Thursday, February 21, 2008

The value of human life without "souls"


One of the hardest things for people to accept in a godless universe is the realization that we, humans, are made up of the same ‘stuff’ as everything else. When I talk to people that are scared of a godless universe, more often than not the core of that fear is not the absence of god itself, but the absence of souls.

I have often heard people claim that atheists don’t care about human life. The arguments go from “If there is no purpose to our lives, there is no value to our lives” to “If you are an atheist then you must believe that walking into a bus and opening fire is no different from shooting empty aluminum cans.”

Of course, these arguments are absurd, and people who are accused of such views quickly dismiss them as absurd. But precisely because it’s so absurd, I haven’t heard too many people really explain why human life is still valuable without a god. So I would like to briefly show that you can be an atheist without necessarily being a nihilist.

If you gave me a pile of plastic, metal, some wire and rubber, I would probably throw that heap of junk in the trash. But when those pieces are organized in a way that makes a computer, all of a sudden I have a valuable tool that allows me to communicate with you, play solitaire, or watch endless amounts of porn. The internet is not a physical thing; it is the result of a lot of physical elements arranged in the right way to create a worldwide communication device. I don’t really know how it all works, and I don’t care, because I don’t have to understand how it works to use it.

We are the same type of sum of the parts. No single part of a computer can be called a computer. Similarly, there is no single atom or cell that holds consciousness. But a particular collection and arrangement of atoms brings consciousness into existence. So is an atom that is part of me any more valuable than an atom that is part of a snowflake? No. Even if you chopped off my hand, I would not be sad for the physical hand that will decompose without the rest of my body. I would be sad because of the pain it causes me, both physically and psychologically. The physical aspect of a human body is not what we value. What we value is consciousness, which some people call the soul. What we have learned from neurology is that this consciousness is a result of a completely physical process. The mistake that some people make is to then claim that consciousness is purely physical, and thus unimportant. But consciousness itself does not exist as a physical thing. Consciousness is what is created in the non-physical world when certain physical elements are perfectly aligned.

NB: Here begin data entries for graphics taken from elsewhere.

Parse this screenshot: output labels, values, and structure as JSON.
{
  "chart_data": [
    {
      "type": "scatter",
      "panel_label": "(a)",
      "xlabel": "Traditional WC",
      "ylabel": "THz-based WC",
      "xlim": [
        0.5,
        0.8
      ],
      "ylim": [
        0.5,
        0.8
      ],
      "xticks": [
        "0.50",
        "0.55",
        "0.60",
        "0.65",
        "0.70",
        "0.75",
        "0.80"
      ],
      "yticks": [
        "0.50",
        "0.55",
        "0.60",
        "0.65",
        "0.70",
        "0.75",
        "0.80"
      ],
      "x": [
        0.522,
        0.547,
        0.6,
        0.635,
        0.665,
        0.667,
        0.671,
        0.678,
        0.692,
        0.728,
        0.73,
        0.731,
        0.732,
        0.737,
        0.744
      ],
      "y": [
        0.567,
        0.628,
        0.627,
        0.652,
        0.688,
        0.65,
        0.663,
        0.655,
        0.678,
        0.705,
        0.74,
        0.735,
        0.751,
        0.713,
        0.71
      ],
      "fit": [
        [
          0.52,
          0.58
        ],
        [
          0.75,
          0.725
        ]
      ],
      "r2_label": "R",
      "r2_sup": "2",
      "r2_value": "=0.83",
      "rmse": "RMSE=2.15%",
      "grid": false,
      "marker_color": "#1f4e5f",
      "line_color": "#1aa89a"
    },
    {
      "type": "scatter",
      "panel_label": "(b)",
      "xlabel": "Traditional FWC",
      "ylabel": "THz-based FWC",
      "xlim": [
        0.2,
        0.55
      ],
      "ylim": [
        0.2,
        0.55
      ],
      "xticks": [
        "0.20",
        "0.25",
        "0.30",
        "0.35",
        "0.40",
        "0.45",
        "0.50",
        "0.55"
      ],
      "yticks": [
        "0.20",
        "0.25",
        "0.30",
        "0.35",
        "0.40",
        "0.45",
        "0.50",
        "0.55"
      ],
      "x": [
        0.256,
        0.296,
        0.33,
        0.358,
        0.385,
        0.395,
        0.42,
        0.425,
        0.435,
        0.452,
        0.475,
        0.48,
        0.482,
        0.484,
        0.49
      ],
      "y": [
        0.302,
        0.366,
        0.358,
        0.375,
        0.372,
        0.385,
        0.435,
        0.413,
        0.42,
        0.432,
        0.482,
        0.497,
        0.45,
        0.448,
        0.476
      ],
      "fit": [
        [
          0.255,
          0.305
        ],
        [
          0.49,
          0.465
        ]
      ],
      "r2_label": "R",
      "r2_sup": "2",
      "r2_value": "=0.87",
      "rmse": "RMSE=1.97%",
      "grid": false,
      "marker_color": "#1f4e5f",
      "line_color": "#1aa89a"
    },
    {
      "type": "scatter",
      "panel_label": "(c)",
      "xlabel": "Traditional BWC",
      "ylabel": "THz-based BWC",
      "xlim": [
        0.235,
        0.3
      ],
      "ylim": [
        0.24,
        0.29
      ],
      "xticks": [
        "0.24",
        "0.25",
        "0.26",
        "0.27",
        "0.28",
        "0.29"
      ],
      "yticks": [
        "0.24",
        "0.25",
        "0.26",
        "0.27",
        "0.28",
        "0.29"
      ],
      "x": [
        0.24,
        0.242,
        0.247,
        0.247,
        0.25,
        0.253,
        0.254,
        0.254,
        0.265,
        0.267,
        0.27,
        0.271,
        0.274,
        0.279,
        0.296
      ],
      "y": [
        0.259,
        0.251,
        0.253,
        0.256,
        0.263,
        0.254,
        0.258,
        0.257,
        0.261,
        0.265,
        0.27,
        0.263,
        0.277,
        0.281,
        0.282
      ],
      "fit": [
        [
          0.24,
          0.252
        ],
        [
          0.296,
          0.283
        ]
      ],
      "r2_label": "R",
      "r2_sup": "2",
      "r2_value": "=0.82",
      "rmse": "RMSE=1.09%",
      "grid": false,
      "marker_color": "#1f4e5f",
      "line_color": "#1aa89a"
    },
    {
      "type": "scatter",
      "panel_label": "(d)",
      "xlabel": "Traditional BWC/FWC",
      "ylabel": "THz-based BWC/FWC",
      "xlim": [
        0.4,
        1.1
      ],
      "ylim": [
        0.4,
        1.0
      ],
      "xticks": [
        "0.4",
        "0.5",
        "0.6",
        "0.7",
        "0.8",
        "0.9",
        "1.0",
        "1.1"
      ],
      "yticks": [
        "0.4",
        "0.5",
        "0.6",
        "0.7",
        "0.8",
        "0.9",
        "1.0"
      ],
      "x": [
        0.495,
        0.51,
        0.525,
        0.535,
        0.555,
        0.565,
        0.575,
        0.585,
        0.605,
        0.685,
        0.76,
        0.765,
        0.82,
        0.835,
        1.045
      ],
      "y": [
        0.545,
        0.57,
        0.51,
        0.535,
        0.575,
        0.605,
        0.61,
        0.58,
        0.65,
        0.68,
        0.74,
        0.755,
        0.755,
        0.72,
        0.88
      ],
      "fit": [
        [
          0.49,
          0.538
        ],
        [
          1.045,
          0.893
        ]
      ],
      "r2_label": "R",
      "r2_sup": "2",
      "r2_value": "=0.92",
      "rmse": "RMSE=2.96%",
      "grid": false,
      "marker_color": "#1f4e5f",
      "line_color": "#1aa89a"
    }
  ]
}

This is what makes human beings special. It’s not one physical aspect of humans, but the sum of the parts that creates consciousness. And consciousness is not the only non-physical phenomenon that should be valued. On the level of single atoms, no one is any more important than another, true. But this does not mean that everything is meaningless.

There is no objective way to define ‘good’ and ‘bad,’ but I don’t think anyone would disagree about the inherent value of certain feelings and interactions. Love is good. Hate is bad. Human connections, cooperation, justice, knowledge, understanding…all of these things are inherently and inarguably good things. Like consciousness, none of these things physically exist, but are instead a sum of the parts.As an atheist, these are the things I fight for. I don’t find value in physical things, but in the non-physical things that physical things can create. My goal is to increase the amount of these things in the universe. So I seek to increase these things in my own life, but also in other people’s lives. My physical being is valuable only in its ability to create these inherently good, non-physical occurrences.

2 comments:

David B. Ellis said...

Good post. I've always explained my views on why the claim that there can be no basis for morality if there is no God in a similar way:

If there is no reason to be loving and kind if there is no God then you are saying that love and kindness have no intrinsic value in and of themselves.

This seems to me to be too obviously false to be worth debating. I value love because of what it is like to love, what it is like to be a loving individual and what it is like to be part of a community of loving individuals.

Love needs no external sanction, divine or otherwise.

Anonymous said...

I find myself having to explain to people that just because I don't believe in God doesn't mean I don't value life. So I read your post with great enthusiasm--it is indeed an excellent response to the question of how we might value human life if we don't believe in a soul.